A daisy showing the faint blue halo that helps pollinators find their way to nectar. (Credit: Edwige Moyroud) Subtle halos on flowers function as bright blue landing pads for bees. Tiny ridges on flowers, visible only at the nanoscale, serve to reflect blue and ultraviolet light that draws in pollinators. To bees, it appears as a ring around the flower's center, and lets them and other insects immediately differentiate between a nourishing plant and a dead end. The trait seems to have appeared many times throughout the evolution of flowers, and likely dates back to the emergence of pollinators some 100 million years ago. Humans can see the ring in some cases too, on the "Queen of the Night" black tulip, for example, but the visuals are reserved mostly for bees, who can see wavelengths of light extending into the UV spectrum that are invisible to us. Whether bees' vision or flowers' hues emerged first is unknown, but it's an example of how evolution often intertwines separate, yet dependent, species.
Blue From Black
What's also unique is that the blue color isn't the result of pigmentation, as is the case with most flowers' vibrant coloring, but from the structure of the petals themselves. Researchers from the University of Cambridge analyzed flower petals under a scanning electron microscope and found a persistent pattern of ridges and striations. While they first appeared to be random, using a special tool for measuring tiny angles called a goniometer, they found that all the different flowers they looked at were disordered in a way that produced the same effect. These chaotic angles serve to capture incoming light and emit a muted blue sheen that pollinators can pick up on.

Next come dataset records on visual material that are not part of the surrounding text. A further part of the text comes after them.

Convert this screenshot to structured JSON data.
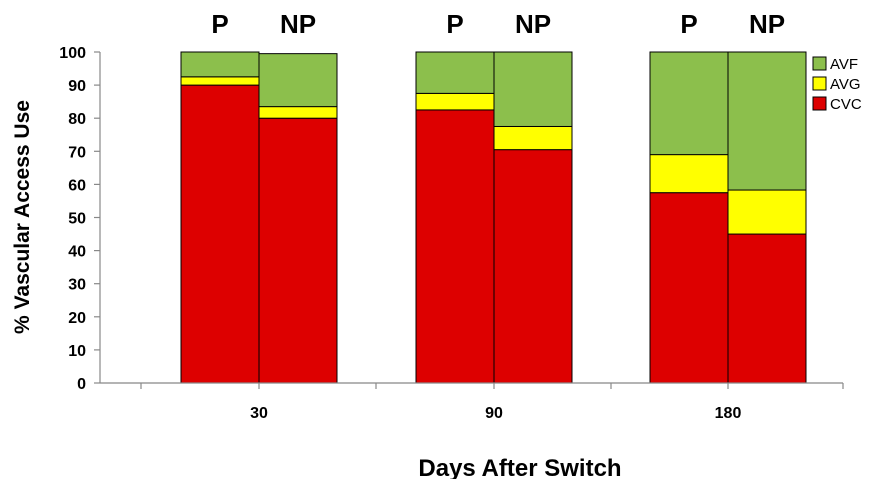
{
  "chart_data": {
    "type": "bar",
    "stacked": true,
    "groups": [
      "30",
      "90",
      "180"
    ],
    "bar_labels": [
      "P",
      "NP"
    ],
    "bars": [
      {
        "group": "30",
        "label": "P",
        "CVC": 90,
        "AVG": 2.5,
        "AVF": 7.5
      },
      {
        "group": "30",
        "label": "NP",
        "CVC": 80,
        "AVG": 3.5,
        "AVF": 16
      },
      {
        "group": "90",
        "label": "P",
        "CVC": 82.5,
        "AVG": 5,
        "AVF": 12.5
      },
      {
        "group": "90",
        "label": "NP",
        "CVC": 70.5,
        "AVG": 7,
        "AVF": 22.5
      },
      {
        "group": "180",
        "label": "P",
        "CVC": 57.5,
        "AVG": 11.5,
        "AVF": 31
      },
      {
        "group": "180",
        "label": "NP",
        "CVC": 45,
        "AVG": 13.3,
        "AVF": 41.7
      }
    ],
    "series": [
      {
        "name": "CVC",
        "color": "#dd0000"
      },
      {
        "name": "AVG",
        "color": "#ffff00"
      },
      {
        "name": "AVF",
        "color": "#8cbf4c"
      }
    ],
    "legend_order": [
      "AVF",
      "AVG",
      "CVC"
    ],
    "legend_position": "top-right",
    "ylim": [
      0,
      100
    ],
    "yticks": [
      0,
      10,
      20,
      30,
      40,
      50,
      60,
      70,
      80,
      90,
      100
    ],
    "ylabel": "% Vascular Access Use",
    "xlabel": "Days After Switch",
    "grid": false
  }
}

A scanning electron microscope image of the ridges on a flower petal. (Credit: Edwige Moyroud) In tests with bees, published Wednesday in Nature, the researchers saw that the insects were much better at finding sweet nectar treats when they were placed near surfaces that mimicked flowers' blue coloration. They went a step further, too, and made surfaces that produced the halo without the iridescence that often comes with it to make sure the bees were really seeing something different. Not only were they better at finding nectar that was marked by the halos, they even learned to distinguish between sweet solutions and bitter ones based on whether it was present after a bit of training. The trait must have evolved independently in different flowers at different times, the researchers say, because the color-producing ridges looked quite different in various kinds of flowers. That the end result is the same, though, is an indication that the blue halos really do confer a significant advantage. Both monocots and eudicots, the two main flower groups, possess the trait, although not every flower has it.